The online real estate site offered up this estimate in a recently released middle class housing report.
But local homeowners and renters slammed Trulia's numbers on the comment board of this blog, arguing that its figures made no sense in the real world of living paycheck to paycheck.
"Those Trulia figures are nuts. You CANNOT reasonably afford to buy a house which is 5x your annual income," wrote nolongerthirty.
I asked Trulia's media team and chief economist Jed Kolko for a response and in turn received this detailed missive from spokeswoman Korina Buhler.
According to Jed, affordability is based on whether the total monthly payment - mortgage, insurance, and property taxes - is less than 31% of the metro area's median household income. The total monthly payment includes the mortgage payment assuming a 4.4% 30-year fixed rate mortgage (3.6% for the 2013 comparison) with 20% down, property taxes for that metro, and insurance. We chose 31% of income as the affordability cutoff to be consistent with government guidelines for affordability; both the Federal Housing Administration and the Home Affordable Modification Program use 31% of pre-tax income going toward monthly housing payments for assessing whether a home is within reach for a borrower.
Going through the example for the Boston metro:
The monthly mortgage payment for an 80% loan on a $332,000 home (that's a $265,600 loan), with a 30-year fixed rate loan of 4.4%, would be $1330 per month, or $15,960 per year. We estimate property taxes and insurance ? based on metro-level property tax averages and a national estimate for insurance ? to be roughly $5,000 annually for a $332,000 home. The total annual cost of mortgage payments, property taxes, and insurance would be $20,940 for this home - which is 31% of the median household income of $67,540.
OK, let's get real here. While the numbers line up in theory, trying to swing the mortgage on a $332,000 home while making $67,000 a year still sounds like quite a stretch for most buyers out there.
First, as Trulia notes, the affordability of that $332,000 house is based on Joe median buyer having managed to save up a 20 percent down payment.
That amounts to $66,000 - a whole year's pay. Unless Joe or Suzie median plan on mooching off their parents for a decade, or living at a campground, it's going to be nearly impossible to save up that kind of cash.
Second, better forget about having kids - day care costs will run you several hundred to a couple thousand dollars a month, depending on how many little ones you have. No, not everyone has cheap grandparent labor to rely on.

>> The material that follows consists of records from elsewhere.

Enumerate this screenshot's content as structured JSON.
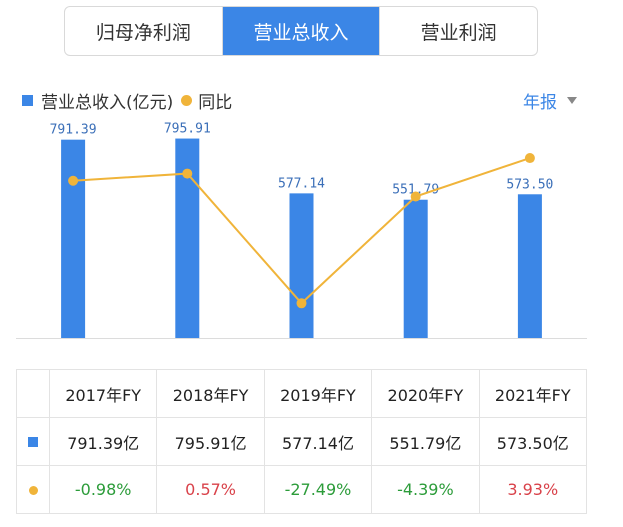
{
  "tabs": [
    {
      "label": "归母净利润",
      "active": false
    },
    {
      "label": "营业总收入",
      "active": true
    },
    {
      "label": "营业利润",
      "active": false
    }
  ],
  "legend": {
    "bar_label": "营业总收入(亿元)",
    "line_label": "同比"
  },
  "period_selector": {
    "label": "年报"
  },
  "colors": {
    "bar": "#3b86e6",
    "line": "#f0b43a",
    "positive": "#d9424a",
    "negative": "#2c9c3a"
  },
  "chart_data": {
    "type": "bar",
    "categories": [
      "2017年FY",
      "2018年FY",
      "2019年FY",
      "2020年FY",
      "2021年FY"
    ],
    "series": [
      {
        "name": "营业总收入(亿元)",
        "type": "bar",
        "values": [
          791.39,
          795.91,
          577.14,
          551.79,
          573.5
        ],
        "labels": [
          "791.39",
          "795.91",
          "577.14",
          "551.79",
          "573.50"
        ]
      },
      {
        "name": "同比",
        "type": "line",
        "values": [
          -0.98,
          0.57,
          -27.49,
          -4.39,
          3.93
        ]
      }
    ],
    "bar_ylim": [
      0,
      830
    ],
    "line_ylim": [
      -35,
      10
    ]
  },
  "table": {
    "headers": [
      "2017年FY",
      "2018年FY",
      "2019年FY",
      "2020年FY",
      "2021年FY"
    ],
    "revenue_row": [
      "791.39亿",
      "795.91亿",
      "577.14亿",
      "551.79亿",
      "573.50亿"
    ],
    "yoy_row": [
      "-0.98%",
      "0.57%",
      "-27.49%",
      "-4.39%",
      "3.93%"
    ]
  }
}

And better not have any college loans!
If you are single or a couple with no kids - and somehow managed to land the rental deal of the century in one of the country's most expensive apartment markets that allows you to stash away large amounts of cash - then maybe that $332,000 home is affordable on the median income.
But really, who is Trulia - or for that matter the feds who set the affordability standards - really kidding here?